Timothy Spall stars in a new age drama The Last Bus that tells the story of 90 year old and recently widowed Tom Harper. Spall has a knack for talent and portraying unique characters that fans adore. They love his villainous work of playing Peter Pettigrew in the Harry Potter Franchise, Beadle in Sweeney Todd, and has recently been seen starring alongside Kristen Stewart in Spencer. In this film, Spall takes on the role of an older gentleman with little time left to live and is desperate to keep a promise he made to his wife Mary (Phyllis Logan, Downton Abbey) before her passing. An enjoyable aspect of the film is the past and present timelines that give the greatest insight to who Tom (Spall) is and what his intended mission/purpose is to fulfill. The film holds a charming appeal stemmed from loss and heartbreak that Spall cautiously but beautifully wraps around his finger. The Last Bus is directed by Gillies MacKinnon (Whisky Galore), written by Joe Ainsworth, and distributed by Samuel Goldwyn Films.
Young Tom Harper (Ben Ewing) and Young Mary (Natalie Mitson) have left their home in England with a dark and unhappy metaphorical cloud looming over their heads.
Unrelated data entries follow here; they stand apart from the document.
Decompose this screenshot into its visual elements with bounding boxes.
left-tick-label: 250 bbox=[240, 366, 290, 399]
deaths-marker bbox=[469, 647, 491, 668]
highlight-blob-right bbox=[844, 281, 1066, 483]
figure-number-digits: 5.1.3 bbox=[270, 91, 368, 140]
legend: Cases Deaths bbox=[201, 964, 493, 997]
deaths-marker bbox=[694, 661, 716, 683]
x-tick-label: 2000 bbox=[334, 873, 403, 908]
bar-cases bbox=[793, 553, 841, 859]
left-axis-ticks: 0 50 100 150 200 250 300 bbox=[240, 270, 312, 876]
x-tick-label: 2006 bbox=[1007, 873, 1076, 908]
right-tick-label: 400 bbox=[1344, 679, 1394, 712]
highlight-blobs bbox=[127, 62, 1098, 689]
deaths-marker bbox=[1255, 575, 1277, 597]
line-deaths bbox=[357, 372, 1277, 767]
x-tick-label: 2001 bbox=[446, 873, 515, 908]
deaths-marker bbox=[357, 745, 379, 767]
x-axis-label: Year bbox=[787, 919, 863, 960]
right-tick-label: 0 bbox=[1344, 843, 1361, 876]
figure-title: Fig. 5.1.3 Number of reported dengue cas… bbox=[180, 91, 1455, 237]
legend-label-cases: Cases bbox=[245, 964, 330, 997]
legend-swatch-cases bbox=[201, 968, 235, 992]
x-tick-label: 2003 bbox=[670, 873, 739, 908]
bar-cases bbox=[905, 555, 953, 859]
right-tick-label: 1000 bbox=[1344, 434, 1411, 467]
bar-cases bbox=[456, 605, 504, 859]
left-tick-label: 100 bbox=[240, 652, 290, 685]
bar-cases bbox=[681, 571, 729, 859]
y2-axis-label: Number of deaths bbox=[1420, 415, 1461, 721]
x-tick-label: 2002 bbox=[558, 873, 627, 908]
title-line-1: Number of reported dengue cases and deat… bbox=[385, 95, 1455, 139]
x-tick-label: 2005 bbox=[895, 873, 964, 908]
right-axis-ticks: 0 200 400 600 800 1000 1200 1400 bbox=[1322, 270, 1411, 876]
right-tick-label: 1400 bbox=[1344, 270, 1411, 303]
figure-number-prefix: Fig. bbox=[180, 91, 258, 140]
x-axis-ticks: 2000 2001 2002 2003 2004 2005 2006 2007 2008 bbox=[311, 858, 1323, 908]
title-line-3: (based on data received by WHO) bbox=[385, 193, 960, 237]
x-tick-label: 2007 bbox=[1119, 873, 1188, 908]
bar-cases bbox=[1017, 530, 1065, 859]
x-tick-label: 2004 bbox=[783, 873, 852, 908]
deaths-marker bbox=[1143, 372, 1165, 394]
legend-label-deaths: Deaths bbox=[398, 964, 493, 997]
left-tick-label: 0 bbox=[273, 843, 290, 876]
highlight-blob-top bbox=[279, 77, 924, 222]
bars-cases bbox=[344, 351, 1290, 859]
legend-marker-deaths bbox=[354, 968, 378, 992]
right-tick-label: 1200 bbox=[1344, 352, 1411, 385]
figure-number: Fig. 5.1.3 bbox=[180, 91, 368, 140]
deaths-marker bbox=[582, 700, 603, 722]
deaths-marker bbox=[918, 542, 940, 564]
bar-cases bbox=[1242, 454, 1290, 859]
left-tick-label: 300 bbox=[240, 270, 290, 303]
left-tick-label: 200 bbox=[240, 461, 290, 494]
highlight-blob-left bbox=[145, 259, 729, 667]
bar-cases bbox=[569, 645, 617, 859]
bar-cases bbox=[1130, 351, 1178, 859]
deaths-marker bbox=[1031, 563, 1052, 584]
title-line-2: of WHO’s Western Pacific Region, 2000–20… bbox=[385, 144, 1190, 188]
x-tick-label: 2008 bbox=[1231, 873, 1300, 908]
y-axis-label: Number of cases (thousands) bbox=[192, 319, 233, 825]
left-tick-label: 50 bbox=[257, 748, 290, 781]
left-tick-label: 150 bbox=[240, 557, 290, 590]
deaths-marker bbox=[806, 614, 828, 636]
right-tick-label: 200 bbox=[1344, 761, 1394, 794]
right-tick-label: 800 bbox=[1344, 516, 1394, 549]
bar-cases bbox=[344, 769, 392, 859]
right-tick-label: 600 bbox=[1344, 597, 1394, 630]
Flashbacks dance back and forth of their transition from old to new life. I loved that there is a brief scene where Tom and Mary’s past and present selves passed each other on the street. Present Tom and Mary are grief stricken with the news that the inevitable is happening sooner rather than later. Once that time comes and given that he’s not far behind either, Tom sets out to do what he’s wanted to do for a long time. Tom later reveals that he wanted to take his wife on that venture before her passing but she never wanted to go back to the place they abandoned so long ago. Knowing her time is running dangerously low, admits to Tom (Spall) that she regrets not going back home and is heartbroken that it’s too late for her to go. Upon her death, Tom musters up the last bit of everything he’s got left and sets out on an epic journey from a remote Scottish village to England’s most southern point, Land’s End in Cornwall. Tom has a free bus pass and intends to travel only on buses just to keep a promise he made to his beloved wife.
Life is a journey and The Last Bus takes our old soldier, 90-year-old Tom Harper (Timothy Spall) out to conquer a mission no matter what obstacles he faces along the way. Battling against time, age and fate, Tom embarks on an odyssey, revisiting his past, connecting with the modern world and a diverse, multicultural Britain he has never experienced. I loved the color scheme throughout the film. Earthy gray tones seemed reflective to the functionality of ‘life’s gray areas’ when dealing with grief/trauma. A rich yellow, reminiscent of sunshine appears on Mary’s character and at times when she is truly at her happiest. The color yellow can be seen again when Tom pulls out the tin of her ashes and it’s wrapped in what he lovingly clutches as her yellow scarf. I loved the concept of the story and the way the cinematography captured the brilliant essence of Tom’s overall lifeline. He’s without a doubt a man determined to see his promise through and that is an admirable feat. The only thing I didn’t care for is the incorporation of the whole phone-viral trend thing. I get it, it’s the norm of this generation but it doesn’t necessarily fit into certain stories, like this one. The clash of this emotional love story and “hashtagging” Tom’s journey felt tacky and forced. Maybe that’s the boomer in me but it is what it is. Other than that, The Last Bus is a decent film about love, loss and the human spirit. A film that reminds us we are not alone – and that whether we like it or not, we’re all on this ride together.
The Last Bus will release in US theaters and VOD platforms on February 18th.